Based on the comparison with the previous evidence, it is concluded that the state-dependent overconfidence phenomenon captured in the context of the Bangladesh equity market is actually a systematic behavioral pattern, that is, it is not a unique phenomenon of the Bangladesh market and is already theoretically predicted as well as empirically documented in various markets. The present study adds to this literature by offering solid nonlinear evidence with a state-specific specificity not attainable by earlier linear studies.

6. Conclusions

This study examines the state-dependent dynamics of overconfidence in the Bangladesh equity market by investigating the nonlinear directional relationship between market returns and trading volume within a Transfer Entropy framework. By distinguishing between total and unexpected market returns, the study provides deeper insight into how behavioral responses vary across different market environments. The results demonstrate that overconfidence behavior in the Bangladesh equity market is strongly state-dependent and asymmetric. While total market returns yield relatively weak and inconsistent overconfidence signals, unexpected market returns generate statistically significant directional information flows to trading volume, particularly in overall and bullish market conditions. Conversely, the behavioral effect diminishes substantially during bearish, crisis, and extended crisis periods, indicating that heightened uncertainty and negative market sentiment suppress speculative confidence. The findings further establish that investor behavior differs systematically across up-market and down-market conditions, reflecting the nonlinear and asymmetric nature of behavioral dynamics in frontier equity markets.
The study makes several important contributions to the literature on behavioral finance. First, it extends overconfidence research to a frontier market context in which empirical evidence remains relatively scarce. Second, it demonstrates that investor behavior varies considerably across distinct market states, underscoring the importance of state-dependent analysis in behavioral finance research. Third, the application of Transfer Entropy provides richer and more precise information than traditional linear econometric models by capturing the nonlinear and directional nature of information flow between market returns and trading activity.

6.1. Research Limitations and Future Study

Regardless of these contributions, the study has several limitations that should be acknowledged. First, the analysis is confined to a single frontier market, which may limit the generalizability of the findings to other institutional and market contexts. Second, although Transfer Entropy is effective in capturing nonlinear information flows, macroeconomic, political, and policy-related variables that may influence investor behavior are not directly incorporated into the framework. Third, while logarithmically transformed aggregate market turnover is employed as the primary proxy for trading activity, alternative volume-based measures—such as the turnover ratio, abnormal trading volume, detrended volume, and standardized trading activity—may provide additional insights into investor behavior across varying market conditions. Future research could extend the current framework by incorporating these alternative volume measures to further examine the robustness of state-dependent behavioral dynamics in frontier equity markets.
Future studies may also expand this framework in several productive directions, including cross-country comparisons across frontier and emerging markets, sector-level behavioral analysis, integration of macroeconomic and investor sentiment variables, and comparison with alternative nonlinear and machine learning-based causality models to further illuminate the dynamics of investor behavior in financial markets.

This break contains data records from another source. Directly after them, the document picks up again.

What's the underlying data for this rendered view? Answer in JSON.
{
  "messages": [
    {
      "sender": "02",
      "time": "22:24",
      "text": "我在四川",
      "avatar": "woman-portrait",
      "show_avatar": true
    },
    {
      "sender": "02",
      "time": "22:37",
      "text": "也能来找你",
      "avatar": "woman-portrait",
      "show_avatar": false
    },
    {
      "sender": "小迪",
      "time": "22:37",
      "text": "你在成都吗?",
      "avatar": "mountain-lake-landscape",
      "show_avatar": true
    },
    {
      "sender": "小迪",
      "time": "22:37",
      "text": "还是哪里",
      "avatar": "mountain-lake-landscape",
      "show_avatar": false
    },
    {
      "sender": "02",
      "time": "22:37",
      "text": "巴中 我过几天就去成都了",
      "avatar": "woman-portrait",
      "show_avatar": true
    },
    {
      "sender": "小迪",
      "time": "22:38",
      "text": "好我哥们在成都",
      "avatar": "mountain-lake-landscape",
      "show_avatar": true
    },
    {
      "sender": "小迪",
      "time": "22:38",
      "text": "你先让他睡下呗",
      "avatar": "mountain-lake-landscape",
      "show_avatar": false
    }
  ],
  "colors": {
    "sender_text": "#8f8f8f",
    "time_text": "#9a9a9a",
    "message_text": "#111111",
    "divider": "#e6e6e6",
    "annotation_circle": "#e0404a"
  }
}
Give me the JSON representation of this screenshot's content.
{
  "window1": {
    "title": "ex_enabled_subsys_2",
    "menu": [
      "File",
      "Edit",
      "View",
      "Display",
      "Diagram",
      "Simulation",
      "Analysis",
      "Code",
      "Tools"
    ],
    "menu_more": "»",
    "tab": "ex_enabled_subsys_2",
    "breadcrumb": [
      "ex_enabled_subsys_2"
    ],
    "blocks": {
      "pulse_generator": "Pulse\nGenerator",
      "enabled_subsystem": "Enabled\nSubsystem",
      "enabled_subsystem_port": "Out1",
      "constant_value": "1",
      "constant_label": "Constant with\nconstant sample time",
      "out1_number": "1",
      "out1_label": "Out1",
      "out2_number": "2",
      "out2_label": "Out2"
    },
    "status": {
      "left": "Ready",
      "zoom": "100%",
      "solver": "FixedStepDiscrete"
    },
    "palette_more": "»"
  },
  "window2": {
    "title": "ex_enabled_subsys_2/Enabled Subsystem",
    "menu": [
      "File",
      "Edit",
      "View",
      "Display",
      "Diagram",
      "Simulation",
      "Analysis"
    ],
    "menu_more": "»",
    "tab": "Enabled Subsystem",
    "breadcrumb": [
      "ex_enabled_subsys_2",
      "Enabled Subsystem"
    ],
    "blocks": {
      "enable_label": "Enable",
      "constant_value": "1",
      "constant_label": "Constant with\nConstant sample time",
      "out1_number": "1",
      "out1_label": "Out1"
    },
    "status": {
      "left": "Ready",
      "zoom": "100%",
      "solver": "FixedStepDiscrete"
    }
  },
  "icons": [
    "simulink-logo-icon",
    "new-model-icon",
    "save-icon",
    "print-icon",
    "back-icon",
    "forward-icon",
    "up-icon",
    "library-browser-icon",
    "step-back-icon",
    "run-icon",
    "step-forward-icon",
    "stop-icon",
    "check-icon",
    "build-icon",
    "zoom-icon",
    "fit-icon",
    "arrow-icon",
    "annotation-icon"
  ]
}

6.2. Research Implications

The findings carry several significant implications for regulators, policymakers, and market participants in frontier equity markets. First, the stronger behavioral responses elicited by unexpected returns relative to anticipated market movements suggest that investors in the Bangladesh equity market are highly sensitive to information shocks and market uncertainty. Accordingly, the Bangladesh Securities and Exchange Commission (BSEC) should prioritize improvements in disclosure quality, market transparency, and the timely dissemination of financial information to reduce information asymmetry and mitigate speculative responses to unanticipated market signals.
Second, the stronger evidence of overconfidence during bullish and normal market conditions indicates that speculative trading behavior is likely to intensify during periods of market optimism. Regulators are therefore advised to strengthen market surveillance mechanisms during sustained market upswings to detect and deter excessive speculation, irregular trading patterns, and potential price distortions before they escalate into systemic instability. Third, the asymmetric investor responses observed under negative return conditions highlight the need for enhanced awareness of behavioral biases and improved risk management practices among market participants. Investor education initiatives focused on behavioral decision-making, risk diversification, and the identification of irrational trading behavior can strengthen market discipline and reduce the prevalence of emotionally driven trading activity.
Finally, the findings demonstrate the analytical value of nonlinear information-theoretic methods in identifying behavioral market dynamics that are not adequately captured by standard linear econometric models. Incorporating such frameworks into regulatory monitoring and surveillance systems could enhance the early detection of abnormal market behavior, contributing to the development of more robust, transparent, and efficient frontier financial markets.

Author Contributions

Conceptualization: M.E.H. and M.O.I.; Data Curation: M.E.H.; Formal Analysis: M.E.H.; Investigation: M.E.H. and M.O.I.; Methodology: M.E.H.; Resources: M.E.H.; Software: M.E.H.; Supervision: M.O.I.; Project Administration: M.E.H.; Validation: M.E.H. and M.O.I.; Visualization: M.E.H.; Writing—Original Draft: M.E.H.; Writing—Review and Editing: M.E.H. and M.O.I. All authors have read and agreed to the published version of the manuscript.

Funding

Muhammad Enamul Haque and Mahmood Osman Imam are pleased to acknowledge the financial support funded by the Institute for Advanced Research Publication Grant of United International University, No.: IAR-2026-Pub-062.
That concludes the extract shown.